A partir desse ponto, toda nova música de Odair José precisaria ser submetida à censura antes de ser ver a luz do dia. Embora a canção não tenha sido censurada, todas as letras dos seus futuros álbuns passaram a ser escrutinadas nos mínimos detalhes.

Apesar da censura, seu álbum Assim Sou Eu (1972) representou uma mudança significativa tanto em termos de conteúdo quanto de sonoridade, expandindo os limites da estética vigente ao encorajar uma narrativa mais realista e menos idealizada do amor. Mas a vigilância da censura permaneceu constante, contou Odair José, citando a faixa Esta noite você vai ter que ser minha.

O músico enfrentou as agruras da censura enquanto migrava da gravadora CBS para a Philips. Mesmo assim, ele continuou a enfocar o que mais o inspirava: “Eu escrevo sobre aquilo que observo nas pessoas, o povo brasileiro. Isso incomodava eles, mas era o que eu tinha para falar. Eram relações mais realísticas, mais profundas, que iam além de simplesmente segurar as mãos”.

Ele continuou: “Para a época, a letra da música é bastante ousada. Na verdade, ela refletia a realidade, não se restringindo ao namoro no portão, à poesia, ao ato de simplesmente dar as mãos. Ela abordava algo mais profundo, algo que eu observava nas pessoas. As pessoas estavam mais envolvidas fisicamente no contexto do romance do que apenas segurando as mãos. Essa sempre foi a minha trajetória”.

A controvérsia atingiu o ápice com a canção Uma vida só—Pare de tomar a pílula (1973), que discutia o uso de anticoncepcionais. Numa época em que o tema era um tabu, a música capturou não apenas a atenção do público, mas também do governo, que a proibiu. Aqui, a censura deixou de ser somente um meio de controle para se tornar uma barreira ao diálogo sobre questões sociais relevantes, ponderou Odair José.

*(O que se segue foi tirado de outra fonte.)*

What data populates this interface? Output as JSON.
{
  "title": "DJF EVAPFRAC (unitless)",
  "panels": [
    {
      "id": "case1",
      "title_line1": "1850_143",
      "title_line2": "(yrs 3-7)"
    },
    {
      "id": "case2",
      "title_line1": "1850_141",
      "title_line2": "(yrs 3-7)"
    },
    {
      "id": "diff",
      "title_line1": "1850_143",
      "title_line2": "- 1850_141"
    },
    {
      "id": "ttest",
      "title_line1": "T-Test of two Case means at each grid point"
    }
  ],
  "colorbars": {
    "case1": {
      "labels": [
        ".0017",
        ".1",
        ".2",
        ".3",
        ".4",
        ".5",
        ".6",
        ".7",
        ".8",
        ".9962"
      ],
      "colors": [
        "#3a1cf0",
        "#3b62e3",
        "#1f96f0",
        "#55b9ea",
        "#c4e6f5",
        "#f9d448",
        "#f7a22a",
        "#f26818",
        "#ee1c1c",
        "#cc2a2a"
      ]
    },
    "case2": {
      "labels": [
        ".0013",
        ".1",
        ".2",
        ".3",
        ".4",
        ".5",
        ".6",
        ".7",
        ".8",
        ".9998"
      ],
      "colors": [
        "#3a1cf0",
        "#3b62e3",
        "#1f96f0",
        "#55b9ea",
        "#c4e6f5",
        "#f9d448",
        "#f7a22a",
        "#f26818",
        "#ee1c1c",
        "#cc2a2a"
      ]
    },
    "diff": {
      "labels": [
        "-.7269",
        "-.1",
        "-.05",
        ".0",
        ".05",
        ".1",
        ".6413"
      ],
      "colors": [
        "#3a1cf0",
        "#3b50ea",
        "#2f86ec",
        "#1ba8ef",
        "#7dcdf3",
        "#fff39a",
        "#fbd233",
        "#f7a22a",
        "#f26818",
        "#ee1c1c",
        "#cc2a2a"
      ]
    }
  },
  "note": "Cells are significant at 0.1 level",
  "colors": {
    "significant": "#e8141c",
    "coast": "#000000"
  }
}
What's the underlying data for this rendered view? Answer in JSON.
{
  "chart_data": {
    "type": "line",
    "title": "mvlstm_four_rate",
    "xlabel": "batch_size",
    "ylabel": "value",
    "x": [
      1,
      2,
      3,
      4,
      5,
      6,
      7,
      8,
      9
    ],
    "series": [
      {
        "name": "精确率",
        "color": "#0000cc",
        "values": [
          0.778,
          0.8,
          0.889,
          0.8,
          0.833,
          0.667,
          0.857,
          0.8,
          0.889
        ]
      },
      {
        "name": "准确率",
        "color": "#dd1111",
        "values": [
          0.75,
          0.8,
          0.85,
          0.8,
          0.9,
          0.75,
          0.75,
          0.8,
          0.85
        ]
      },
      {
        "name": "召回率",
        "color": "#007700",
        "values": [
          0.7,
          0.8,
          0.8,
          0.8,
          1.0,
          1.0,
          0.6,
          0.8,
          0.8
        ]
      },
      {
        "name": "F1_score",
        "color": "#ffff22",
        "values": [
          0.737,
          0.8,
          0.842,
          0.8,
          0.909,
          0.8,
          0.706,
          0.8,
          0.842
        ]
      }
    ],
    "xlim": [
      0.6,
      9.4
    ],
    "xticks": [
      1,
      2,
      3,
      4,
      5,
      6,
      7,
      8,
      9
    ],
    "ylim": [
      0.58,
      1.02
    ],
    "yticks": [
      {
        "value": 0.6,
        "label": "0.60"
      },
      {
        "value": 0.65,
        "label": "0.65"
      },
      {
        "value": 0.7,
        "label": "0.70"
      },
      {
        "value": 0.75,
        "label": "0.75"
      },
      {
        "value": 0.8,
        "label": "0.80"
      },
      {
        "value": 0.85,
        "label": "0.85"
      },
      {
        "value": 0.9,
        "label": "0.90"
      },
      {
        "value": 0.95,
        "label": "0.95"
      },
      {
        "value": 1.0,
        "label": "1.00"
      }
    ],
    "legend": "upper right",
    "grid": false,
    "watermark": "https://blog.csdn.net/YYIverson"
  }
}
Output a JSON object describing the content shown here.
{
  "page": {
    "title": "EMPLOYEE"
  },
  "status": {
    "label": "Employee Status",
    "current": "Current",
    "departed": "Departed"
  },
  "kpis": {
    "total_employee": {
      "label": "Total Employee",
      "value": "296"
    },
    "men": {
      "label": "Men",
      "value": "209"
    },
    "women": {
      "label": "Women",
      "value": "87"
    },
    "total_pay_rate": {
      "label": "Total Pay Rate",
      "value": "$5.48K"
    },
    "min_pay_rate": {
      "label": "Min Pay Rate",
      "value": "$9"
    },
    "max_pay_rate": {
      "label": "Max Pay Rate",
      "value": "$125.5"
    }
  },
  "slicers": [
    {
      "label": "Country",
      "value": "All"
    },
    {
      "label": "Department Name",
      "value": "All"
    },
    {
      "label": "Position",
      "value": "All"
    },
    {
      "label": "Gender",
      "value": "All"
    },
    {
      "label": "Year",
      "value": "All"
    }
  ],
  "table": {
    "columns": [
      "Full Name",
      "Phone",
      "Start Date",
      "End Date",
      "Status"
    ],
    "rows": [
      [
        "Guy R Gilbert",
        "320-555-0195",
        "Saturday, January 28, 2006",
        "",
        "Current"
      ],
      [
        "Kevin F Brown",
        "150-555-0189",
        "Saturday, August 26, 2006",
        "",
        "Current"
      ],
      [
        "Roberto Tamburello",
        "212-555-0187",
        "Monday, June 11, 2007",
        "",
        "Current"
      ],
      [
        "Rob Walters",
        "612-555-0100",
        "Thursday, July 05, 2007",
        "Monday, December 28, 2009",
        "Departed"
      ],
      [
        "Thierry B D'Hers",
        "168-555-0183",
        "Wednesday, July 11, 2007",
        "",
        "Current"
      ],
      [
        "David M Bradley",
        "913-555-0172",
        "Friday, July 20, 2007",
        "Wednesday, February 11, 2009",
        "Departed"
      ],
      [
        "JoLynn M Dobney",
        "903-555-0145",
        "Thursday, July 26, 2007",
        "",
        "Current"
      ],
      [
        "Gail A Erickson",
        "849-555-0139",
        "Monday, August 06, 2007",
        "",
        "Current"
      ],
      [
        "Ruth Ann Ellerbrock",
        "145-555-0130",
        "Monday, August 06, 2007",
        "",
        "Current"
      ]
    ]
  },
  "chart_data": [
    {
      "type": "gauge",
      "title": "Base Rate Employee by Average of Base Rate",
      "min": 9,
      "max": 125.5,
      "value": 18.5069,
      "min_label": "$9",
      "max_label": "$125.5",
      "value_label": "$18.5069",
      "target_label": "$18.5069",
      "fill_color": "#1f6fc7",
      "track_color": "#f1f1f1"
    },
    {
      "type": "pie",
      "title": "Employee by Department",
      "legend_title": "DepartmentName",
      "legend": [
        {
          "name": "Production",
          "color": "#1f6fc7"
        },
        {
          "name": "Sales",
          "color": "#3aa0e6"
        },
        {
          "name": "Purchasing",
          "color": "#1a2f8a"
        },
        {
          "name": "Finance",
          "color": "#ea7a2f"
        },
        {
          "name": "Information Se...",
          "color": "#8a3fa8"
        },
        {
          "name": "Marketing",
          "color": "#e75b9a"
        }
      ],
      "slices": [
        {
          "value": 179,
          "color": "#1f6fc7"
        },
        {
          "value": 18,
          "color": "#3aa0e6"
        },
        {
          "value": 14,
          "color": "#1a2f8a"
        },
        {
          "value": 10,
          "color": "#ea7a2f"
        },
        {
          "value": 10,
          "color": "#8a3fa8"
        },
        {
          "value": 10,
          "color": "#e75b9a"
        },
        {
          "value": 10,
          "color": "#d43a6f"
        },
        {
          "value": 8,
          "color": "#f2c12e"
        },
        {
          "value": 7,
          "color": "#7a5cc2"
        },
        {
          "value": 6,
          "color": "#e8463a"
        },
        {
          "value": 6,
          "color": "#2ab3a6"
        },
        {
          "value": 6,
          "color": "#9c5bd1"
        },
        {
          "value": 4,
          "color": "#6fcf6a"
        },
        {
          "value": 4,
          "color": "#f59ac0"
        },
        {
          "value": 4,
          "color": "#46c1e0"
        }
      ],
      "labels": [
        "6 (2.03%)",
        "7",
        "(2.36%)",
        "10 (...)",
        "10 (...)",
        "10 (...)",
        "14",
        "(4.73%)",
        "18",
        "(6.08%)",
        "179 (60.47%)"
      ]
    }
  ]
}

Foi com essa canção que o embate entre a música de Odair José e a censura ganhou proporções maiores. Ele recorda: “Um amigo me sugeriu que criasse uma música sobre anticoncepcionais, um assunto então muito delicado, raramente discutido. Falar sobre anticoncepcionais em uma conversa entre amigos era considerado indelicado. A tarefa de compor a música foi desafiadora para mim, mas criei o refrão: ‘Pare de tomar a pílula porque ela não deixa o nosso filho nascer’. Apresentei essa canção à gravadora. Eles ficaram empolgados, dizendo que era genial. Naquele mesmo dia, gravei a música, e no dia seguinte ela já estava em fita. Minhas músicas estavam sendo tocadas exaustivamente no rádio”.

O sucesso da música levou Odair José ao programa de Silvio Santos na TV Globo, emissora com a qual tinha um contrato de exclusividade. No entanto, esse triunfo foi passageiro quando ele se deparou com duas figuras do governo. “Eram dois funcionários do governo, da censura, que me aguardavam. Eles declararam que a música estava proibida em todo o território nacional a partir daquele momento. Fui obrigado a assinar um documento confirmando que não poderia mais cantá-la em nenhum lugar. Embora a música não tenha sido retirada das rádios, a mídia já estava ciente do ocorrido. Acabei cantando outra música”.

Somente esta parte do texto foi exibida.